Multiphysics and multiscale simulation systems share a common software requirement-infrastructure to implement data exchanges between their constituent parts-often called the coupling problem. On distributed-memory parallel platforms, the coupling problem is complicated by the need to describe, transfer, and transform distributed data, known as the parallel coupling problem. Parallel coupling is emerging as a new grand challenge in computational science as scientists attempt to build multiscale and multiphysics systems on parallel platforms.

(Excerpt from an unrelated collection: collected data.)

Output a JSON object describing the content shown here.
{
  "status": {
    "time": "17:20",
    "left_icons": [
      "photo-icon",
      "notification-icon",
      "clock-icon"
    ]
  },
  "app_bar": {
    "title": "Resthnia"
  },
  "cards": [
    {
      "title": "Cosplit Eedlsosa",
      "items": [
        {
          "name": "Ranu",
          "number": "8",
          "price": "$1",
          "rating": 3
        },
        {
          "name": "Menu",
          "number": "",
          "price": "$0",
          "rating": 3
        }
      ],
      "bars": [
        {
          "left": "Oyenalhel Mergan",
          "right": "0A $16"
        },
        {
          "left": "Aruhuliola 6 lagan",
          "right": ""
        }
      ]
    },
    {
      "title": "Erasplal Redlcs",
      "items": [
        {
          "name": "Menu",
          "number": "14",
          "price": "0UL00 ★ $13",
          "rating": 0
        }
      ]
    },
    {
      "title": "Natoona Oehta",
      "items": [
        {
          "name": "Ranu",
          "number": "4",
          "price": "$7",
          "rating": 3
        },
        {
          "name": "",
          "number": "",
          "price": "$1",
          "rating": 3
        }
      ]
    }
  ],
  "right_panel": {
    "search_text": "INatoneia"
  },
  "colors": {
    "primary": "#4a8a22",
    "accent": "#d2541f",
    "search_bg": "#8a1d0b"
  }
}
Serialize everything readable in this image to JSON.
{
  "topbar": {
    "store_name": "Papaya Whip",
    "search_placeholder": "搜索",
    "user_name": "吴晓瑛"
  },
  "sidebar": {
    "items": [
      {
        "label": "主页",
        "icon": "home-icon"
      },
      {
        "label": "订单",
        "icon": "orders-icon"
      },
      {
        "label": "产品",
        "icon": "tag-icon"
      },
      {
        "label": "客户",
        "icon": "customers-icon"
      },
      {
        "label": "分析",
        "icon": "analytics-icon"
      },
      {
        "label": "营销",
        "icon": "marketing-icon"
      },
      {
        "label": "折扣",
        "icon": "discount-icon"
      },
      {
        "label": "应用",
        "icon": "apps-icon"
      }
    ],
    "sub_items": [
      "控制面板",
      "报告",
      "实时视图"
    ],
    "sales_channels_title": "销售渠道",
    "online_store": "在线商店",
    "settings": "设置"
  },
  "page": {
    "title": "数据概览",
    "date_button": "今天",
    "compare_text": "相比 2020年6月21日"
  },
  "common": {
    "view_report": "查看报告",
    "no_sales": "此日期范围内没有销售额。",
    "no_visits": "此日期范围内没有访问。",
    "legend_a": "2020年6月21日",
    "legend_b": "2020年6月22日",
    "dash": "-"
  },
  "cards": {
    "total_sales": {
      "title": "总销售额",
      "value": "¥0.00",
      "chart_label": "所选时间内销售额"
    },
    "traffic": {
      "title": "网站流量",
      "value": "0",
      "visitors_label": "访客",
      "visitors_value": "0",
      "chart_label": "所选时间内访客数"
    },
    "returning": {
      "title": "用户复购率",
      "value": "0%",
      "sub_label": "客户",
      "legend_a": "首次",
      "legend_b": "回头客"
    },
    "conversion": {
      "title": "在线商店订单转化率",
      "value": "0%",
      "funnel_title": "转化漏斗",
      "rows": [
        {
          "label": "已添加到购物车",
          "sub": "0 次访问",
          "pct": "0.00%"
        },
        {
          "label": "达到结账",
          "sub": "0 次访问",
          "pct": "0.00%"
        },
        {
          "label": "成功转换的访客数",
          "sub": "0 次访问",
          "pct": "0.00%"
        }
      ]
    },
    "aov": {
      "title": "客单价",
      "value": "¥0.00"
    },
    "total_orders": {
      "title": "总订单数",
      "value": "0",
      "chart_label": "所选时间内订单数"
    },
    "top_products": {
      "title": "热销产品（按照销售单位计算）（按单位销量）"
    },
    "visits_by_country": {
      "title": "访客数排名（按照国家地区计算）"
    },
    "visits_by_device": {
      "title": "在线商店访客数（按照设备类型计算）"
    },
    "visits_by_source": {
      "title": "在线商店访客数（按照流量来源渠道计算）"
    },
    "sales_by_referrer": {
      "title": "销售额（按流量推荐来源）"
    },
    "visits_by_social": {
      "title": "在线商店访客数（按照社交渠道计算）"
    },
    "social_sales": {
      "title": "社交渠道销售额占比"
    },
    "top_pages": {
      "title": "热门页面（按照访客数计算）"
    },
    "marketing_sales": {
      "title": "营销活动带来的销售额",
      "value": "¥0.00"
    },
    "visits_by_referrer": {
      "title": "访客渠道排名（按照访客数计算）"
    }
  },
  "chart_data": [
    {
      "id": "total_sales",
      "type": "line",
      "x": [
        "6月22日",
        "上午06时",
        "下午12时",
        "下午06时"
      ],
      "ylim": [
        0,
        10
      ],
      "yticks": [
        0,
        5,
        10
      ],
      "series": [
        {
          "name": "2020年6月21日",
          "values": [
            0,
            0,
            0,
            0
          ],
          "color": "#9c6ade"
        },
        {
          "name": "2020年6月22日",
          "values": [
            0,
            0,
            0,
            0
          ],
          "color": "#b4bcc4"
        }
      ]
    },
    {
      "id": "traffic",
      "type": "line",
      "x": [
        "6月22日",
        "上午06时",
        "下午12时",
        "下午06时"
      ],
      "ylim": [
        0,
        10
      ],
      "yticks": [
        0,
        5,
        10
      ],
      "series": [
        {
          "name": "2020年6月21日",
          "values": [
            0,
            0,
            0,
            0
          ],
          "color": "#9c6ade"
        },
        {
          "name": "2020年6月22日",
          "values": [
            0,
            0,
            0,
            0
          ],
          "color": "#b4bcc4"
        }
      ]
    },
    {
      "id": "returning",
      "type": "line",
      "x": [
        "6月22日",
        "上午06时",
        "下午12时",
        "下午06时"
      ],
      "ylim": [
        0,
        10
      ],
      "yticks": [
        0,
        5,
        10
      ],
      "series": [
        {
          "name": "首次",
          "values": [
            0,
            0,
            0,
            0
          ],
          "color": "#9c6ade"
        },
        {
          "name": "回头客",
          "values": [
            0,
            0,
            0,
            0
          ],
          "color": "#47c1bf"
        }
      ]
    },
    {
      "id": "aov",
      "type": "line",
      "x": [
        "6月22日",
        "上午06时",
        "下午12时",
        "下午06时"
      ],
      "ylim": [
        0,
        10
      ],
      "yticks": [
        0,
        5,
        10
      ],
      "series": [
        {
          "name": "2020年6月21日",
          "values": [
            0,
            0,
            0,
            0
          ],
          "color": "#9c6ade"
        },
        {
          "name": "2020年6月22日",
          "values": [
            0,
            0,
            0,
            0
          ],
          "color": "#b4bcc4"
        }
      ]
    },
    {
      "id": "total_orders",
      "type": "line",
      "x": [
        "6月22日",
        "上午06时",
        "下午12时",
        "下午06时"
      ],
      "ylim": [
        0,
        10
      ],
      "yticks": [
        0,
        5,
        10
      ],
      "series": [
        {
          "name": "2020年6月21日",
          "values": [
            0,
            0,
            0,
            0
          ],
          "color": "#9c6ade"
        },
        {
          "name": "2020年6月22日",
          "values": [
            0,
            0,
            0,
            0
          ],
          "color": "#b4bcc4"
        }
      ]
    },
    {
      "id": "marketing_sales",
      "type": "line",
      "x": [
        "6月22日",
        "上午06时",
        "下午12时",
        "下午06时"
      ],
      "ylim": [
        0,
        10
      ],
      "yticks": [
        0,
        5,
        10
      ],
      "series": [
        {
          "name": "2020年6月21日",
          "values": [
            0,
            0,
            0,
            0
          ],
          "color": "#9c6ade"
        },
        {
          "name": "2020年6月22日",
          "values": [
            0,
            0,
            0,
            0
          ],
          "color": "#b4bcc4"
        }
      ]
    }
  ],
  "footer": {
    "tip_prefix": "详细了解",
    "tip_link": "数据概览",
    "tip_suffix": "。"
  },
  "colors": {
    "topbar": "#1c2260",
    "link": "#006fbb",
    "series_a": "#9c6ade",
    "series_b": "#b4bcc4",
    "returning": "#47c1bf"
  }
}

An additional coupling problem in these systems is language interoperability between their constituent codes. We have created a multilingual parallel coupling programming model based on a successful open-source parallel coupling library, the Model Coupling Toolkit (MCT). This programming model's capabilities reach beyond MCT's native Fortran implementation to include bindings for the C++ and Python programming languages. We describe the method used to generate the interlanguage bindings. This approach enables an object-based programming model for implementing parallel couplings in non-Fortran coupled systems and in systems with language heterogeneity. We describe the C++ and Python versions of the MCT programming model and provide short examples. We report preliminary performance results for the MCT interpolation benchmark. We describe a major Python application that uses the MCT Python bindings, a Python implementation of the control and coupling infrastructure for the community climate system model. We conclude with a discussion of the significance of this work to productivity computing in multidisciplinary computational science.